Der Teufelskreis von Armut und Depression muss man bei der Konzeptionalisierung von entsprechenden Versorgungsmodellen ebenfalls berücksichtigen. Werden die sozioökonomischen Lebensbedingungen der Betroffenen nicht mitgedacht, ist die Gefahr gross, dass zu einem späteren Zeitpunkt erneut eine Depression entwickelt wird. Das Forschungsteam von Prof. Dr. Monika Müller sucht auch hier innovative Lösungen; dies im Rahmen eines «SNSF Starting Grant»-Projekts (siehe frühere Newsmeldung). «In der Studie mit fast 700 Betroffenen mit schwerer Depression untersuchen wir in Indien ein sogenanntes ‹Cash Plus Programme›.» Dabei werde eine dem ‹Friendship Bench› ähnliche Kurztherapie mit einem bedingungslosen Grundeinkommen kombiniert. «Wir behandeln somit die Depression direkt und indirekt, indem wir gleichzeitig Armut als wichtigen Risikofaktor der Depression bekämpfen», so Müller. Ein weiterer Vorteil dieses Versorgungsmodelles sei, dass es nicht ausschliesslich über den Gesundheitssektor, sondern auch über den Sozialhilfesektor implementiert werden kann. «Dadurch können wir den Zugang zu fachgerechter Behandlung auch ausserhalb des ohnehin angeschlagenen Gesundheitswesens erhöhen.»

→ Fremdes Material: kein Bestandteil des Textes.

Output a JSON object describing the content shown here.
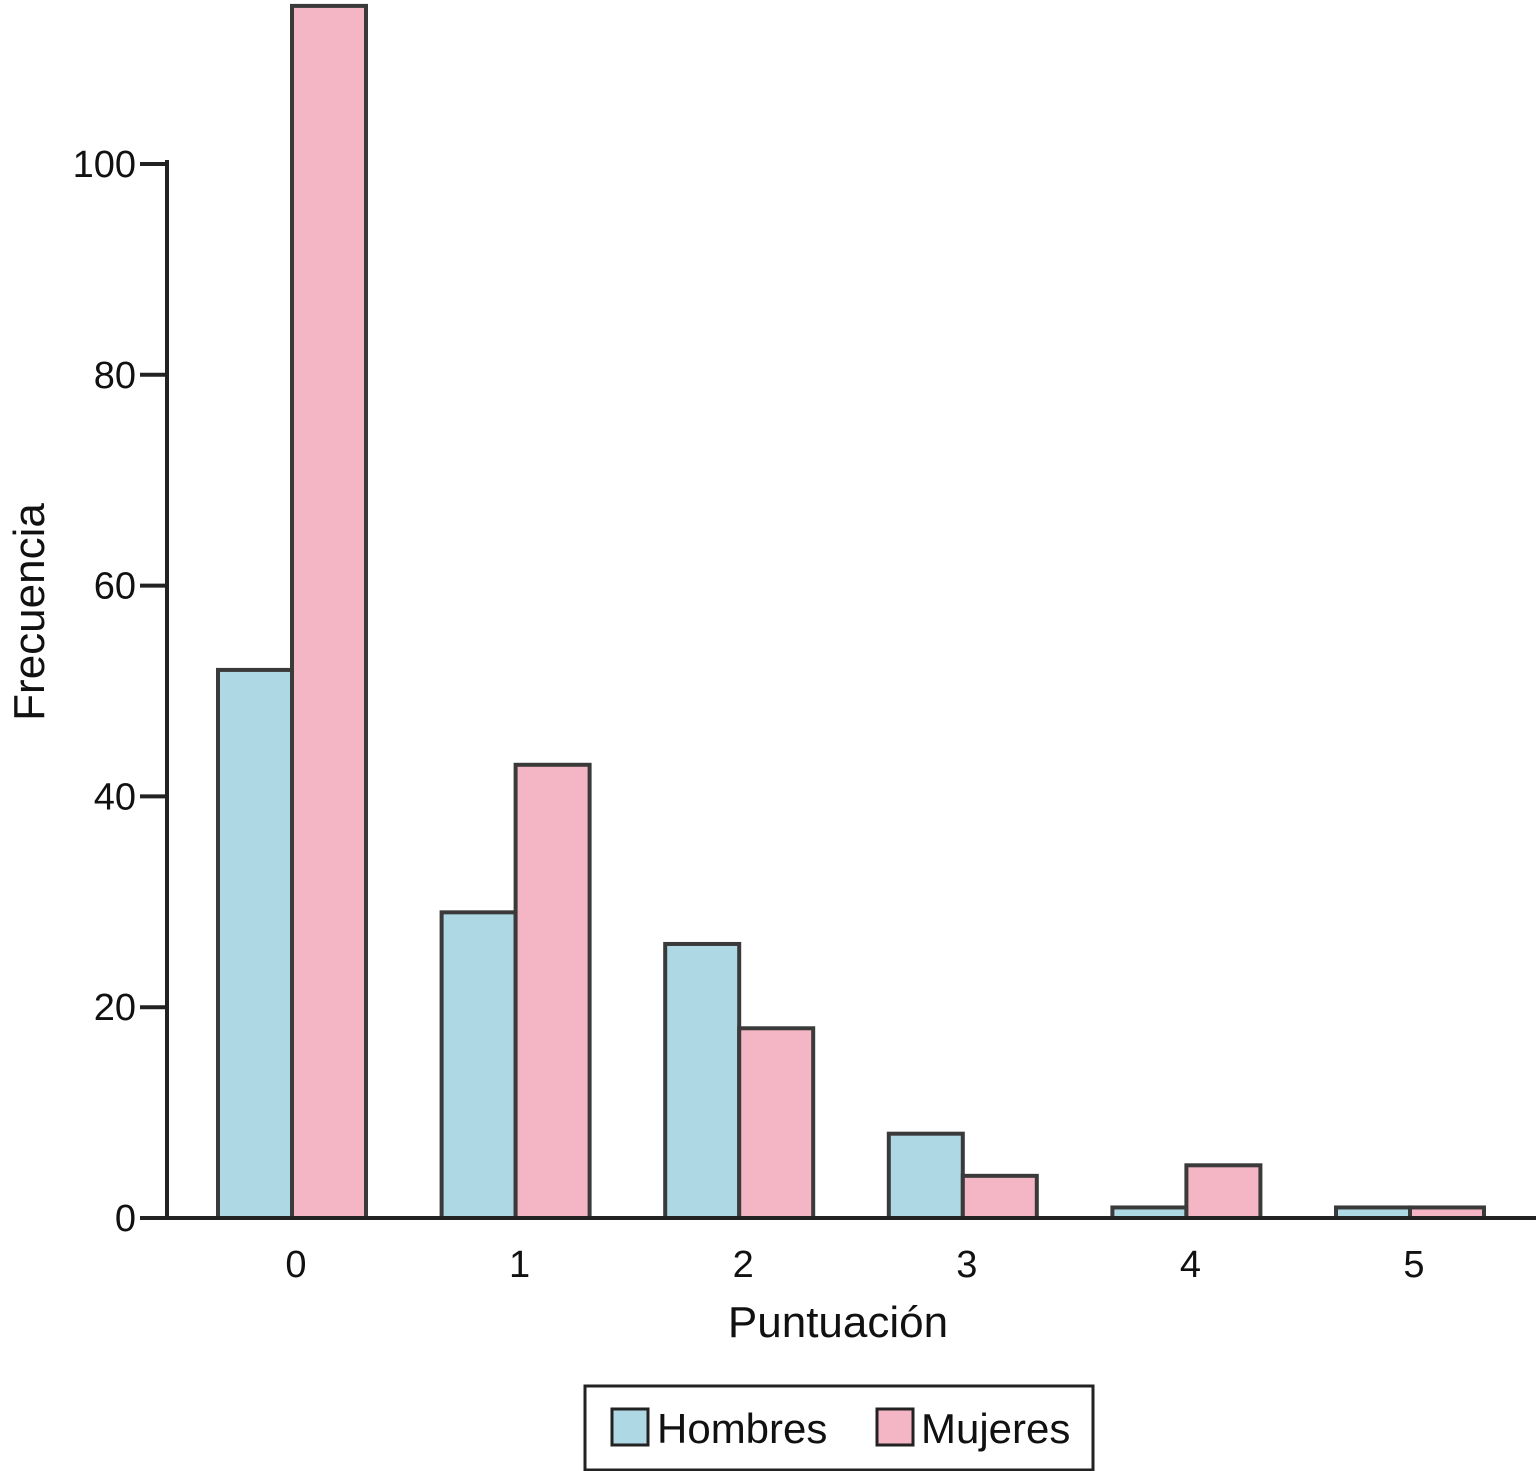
{
  "chart_data": {
    "type": "bar",
    "categories": [
      "0",
      "1",
      "2",
      "3",
      "4",
      "5"
    ],
    "series": [
      {
        "name": "Hombres",
        "values": [
          52,
          29,
          26,
          8,
          1,
          1
        ],
        "color": "#aed8e4"
      },
      {
        "name": "Mujeres",
        "values": [
          115,
          43,
          18,
          4,
          5,
          1
        ],
        "color": "#f4b6c4"
      }
    ],
    "xlabel": "Puntuación",
    "ylabel": "Frecuencia",
    "ylim": [
      0,
      115
    ],
    "yticks": [
      0,
      20,
      40,
      60,
      80,
      100
    ],
    "grid": false,
    "legend_position": "bottom-center"
  }
}
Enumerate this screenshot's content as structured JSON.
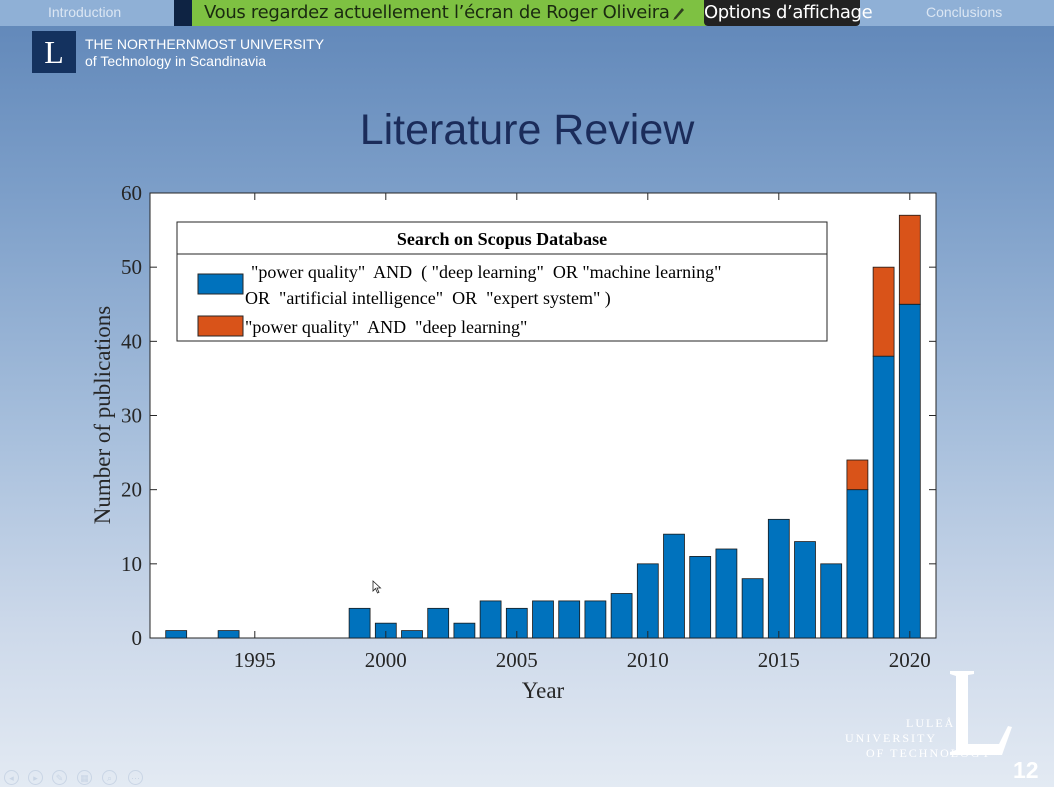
{
  "nav": {
    "left_section": "Introduction",
    "right_section": "Conclusions"
  },
  "share_banner": {
    "text": "Vous regardez actuellement l’écran de Roger Oliveira",
    "options_label": "Options d’affichage"
  },
  "header": {
    "logo_letter": "L",
    "line1": "THE NORTHERNMOST UNIVERSITY",
    "line2": "of Technology in Scandinavia"
  },
  "slide": {
    "title": "Literature Review",
    "page_number": "12"
  },
  "footer_logo": {
    "line1": "LULEÅ",
    "line2": "UNIVERSITY",
    "line3": "OF TECHNOLOGY"
  },
  "colors": {
    "series1": "#0072bd",
    "series2": "#d95319"
  },
  "controls": [
    "previous-icon",
    "next-icon",
    "pen-icon",
    "slides-icon",
    "zoom-icon",
    "more-icon"
  ],
  "chart_data": {
    "type": "bar",
    "stacked": true,
    "x": [
      1992,
      1994,
      1999,
      2000,
      2001,
      2002,
      2003,
      2004,
      2005,
      2006,
      2007,
      2008,
      2009,
      2010,
      2011,
      2012,
      2013,
      2014,
      2015,
      2016,
      2017,
      2018,
      2019,
      2020
    ],
    "series": [
      {
        "name": "\"power quality\"  AND  ( \"deep learning\"  OR \"machine learning\"  OR  \"artificial intelligence\"  OR  \"expert system\" )",
        "legend_line1": "\"power quality\"  AND  ( \"deep learning\"  OR \"machine learning\"",
        "legend_line2": "OR  \"artificial intelligence\"  OR  \"expert system\" )",
        "values": [
          1,
          1,
          4,
          2,
          1,
          4,
          2,
          5,
          4,
          5,
          5,
          5,
          6,
          10,
          14,
          11,
          12,
          8,
          16,
          13,
          10,
          20,
          38,
          45
        ]
      },
      {
        "name": "\"power quality\"  AND  \"deep learning\"",
        "values": [
          0,
          0,
          0,
          0,
          0,
          0,
          0,
          0,
          0,
          0,
          0,
          0,
          0,
          0,
          0,
          0,
          0,
          0,
          0,
          0,
          0,
          4,
          12,
          12
        ]
      }
    ],
    "legend_title": "Search on Scopus Database",
    "legend_position": "top-left",
    "xlabel": "Year",
    "ylabel": "Number of publications",
    "xlim": [
      1991,
      2021
    ],
    "ylim": [
      0,
      60
    ],
    "xticks": [
      1995,
      2000,
      2005,
      2010,
      2015,
      2020
    ],
    "yticks": [
      0,
      10,
      20,
      30,
      40,
      50,
      60
    ],
    "grid": false
  }
}
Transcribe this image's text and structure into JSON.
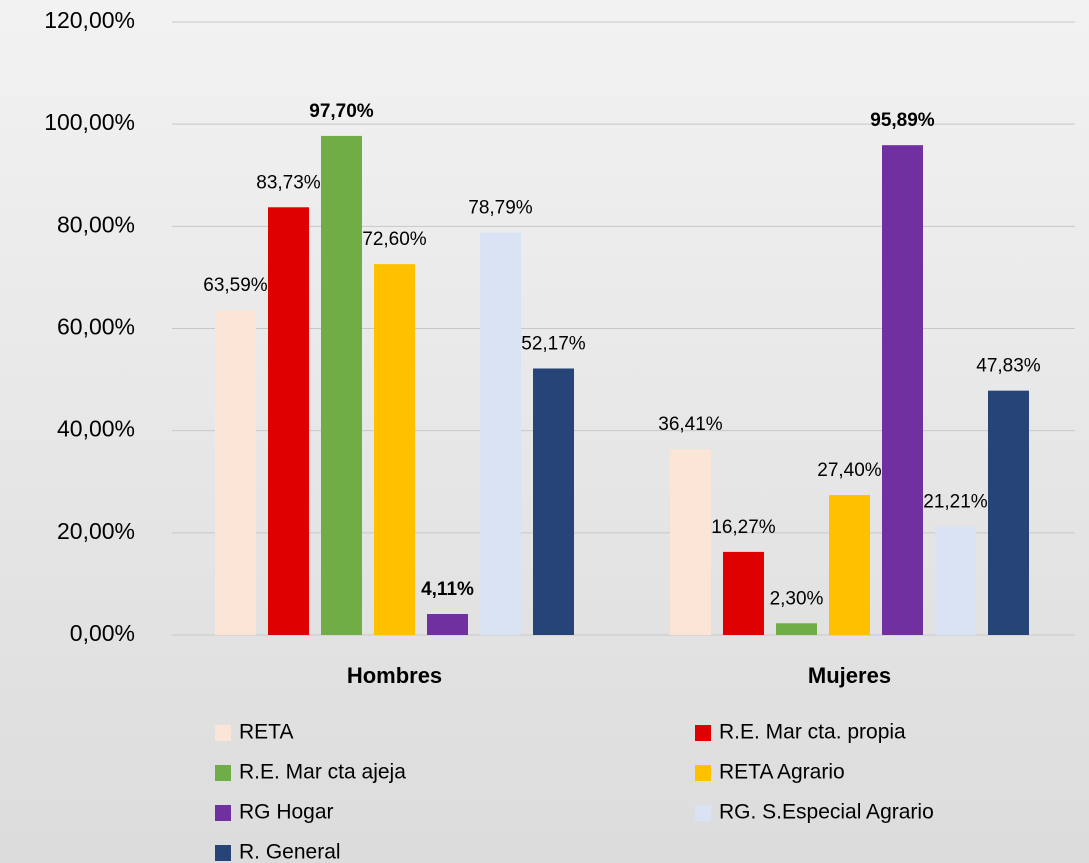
{
  "chart_data": {
    "type": "bar",
    "categories": [
      "Hombres",
      "Mujeres"
    ],
    "series": [
      {
        "name": "RETA",
        "color": "#fbe5d6",
        "values": [
          63.59,
          36.41
        ],
        "value_labels": [
          "63,59%",
          "36,41%"
        ],
        "bold": [
          false,
          false
        ]
      },
      {
        "name": "R.E. Mar cta. propia",
        "color": "#df0000",
        "values": [
          83.73,
          16.27
        ],
        "value_labels": [
          "83,73%",
          "16,27%"
        ],
        "bold": [
          false,
          false
        ]
      },
      {
        "name": "R.E. Mar cta ajeja",
        "color": "#70ad47",
        "values": [
          97.7,
          2.3
        ],
        "value_labels": [
          "97,70%",
          "2,30%"
        ],
        "bold": [
          true,
          false
        ]
      },
      {
        "name": "RETA Agrario",
        "color": "#ffc000",
        "values": [
          72.6,
          27.4
        ],
        "value_labels": [
          "72,60%",
          "27,40%"
        ],
        "bold": [
          false,
          false
        ]
      },
      {
        "name": "RG Hogar",
        "color": "#7030a0",
        "values": [
          4.11,
          95.89
        ],
        "value_labels": [
          "4,11%",
          "95,89%"
        ],
        "bold": [
          true,
          true
        ]
      },
      {
        "name": "RG. S.Especial Agrario",
        "color": "#dae3f3",
        "values": [
          78.79,
          21.21
        ],
        "value_labels": [
          "78,79%",
          "21,21%"
        ],
        "bold": [
          false,
          false
        ]
      },
      {
        "name": "R. General",
        "color": "#264478",
        "values": [
          52.17,
          47.83
        ],
        "value_labels": [
          "52,17%",
          "47,83%"
        ],
        "bold": [
          false,
          false
        ]
      }
    ],
    "ylim": [
      0,
      120
    ],
    "yticks": [
      {
        "value": 0,
        "label": "0,00%"
      },
      {
        "value": 20,
        "label": "20,00%"
      },
      {
        "value": 40,
        "label": "40,00%"
      },
      {
        "value": 60,
        "label": "60,00%"
      },
      {
        "value": 80,
        "label": "80,00%"
      },
      {
        "value": 100,
        "label": "100,00%"
      },
      {
        "value": 120,
        "label": "120,00%"
      }
    ],
    "grid": true
  }
}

Die Beispiele aus Zimbabwe und Indien sollen zeigen, dass innovative und kulturangepasste Versorgungsmodelle den Zugang zu Behandlung auch unter extrem schwierigen Bedingungen verbessern können. Entscheidend ist dabei, psychische Gesundheit nicht isoliert zu betrachten, sondern im Zusammenspiel mit Armut, sozialer Absicherung und Alltagsrealitäten. Nur so lassen sich nachhaltige Verbesserungen erreichen.
 

HINWEIS

Infos zum World Mental Health Day sowie allgemein zur Thematik mentale Gesundheit und dem Zusammenhang mit den Sustainable Development Goals: WHOLancet Commission on Global Mental Health and Sustainable Development
 

Praxis, Forschung und Engagement

Ass.-Prof. Dr. med. Dr. phil. nat. Monika Müller ist Fachärztin für Psychiatrie und Psychotherapie und Assistenzprofessorin (SNF Starting Grant) für Psychiatrie und Public Mental Health an der Fakultät für Gesundheitswissenschaften und Medizin. Parallel dazu arbeitet sie als leitende Ärztin in der Luzerner Psychiatrie (lups). Sie gründete den Verein Delta – develop life through action mit dem Ziel, fachgerechte Versorgung für psychisch kranke Menschen im Globalen Süden zu verbessern. Deltas Härtefallfonds unterstützt armutsbetroffene, psychisch erkrankte Menschen in Indien. Durch die Übernahme von Behandlungskosten, die Abgabe von Grundnahrungsmitteln und Haushaltsartikeln, das Einrichten von Sozialhilfegeld und die Deckung der Ausbildungskosten von Kindern psychisch erkrankter Eltern erfahren die Betroffenen und ihre Familie umfassende, direkte Hilfe.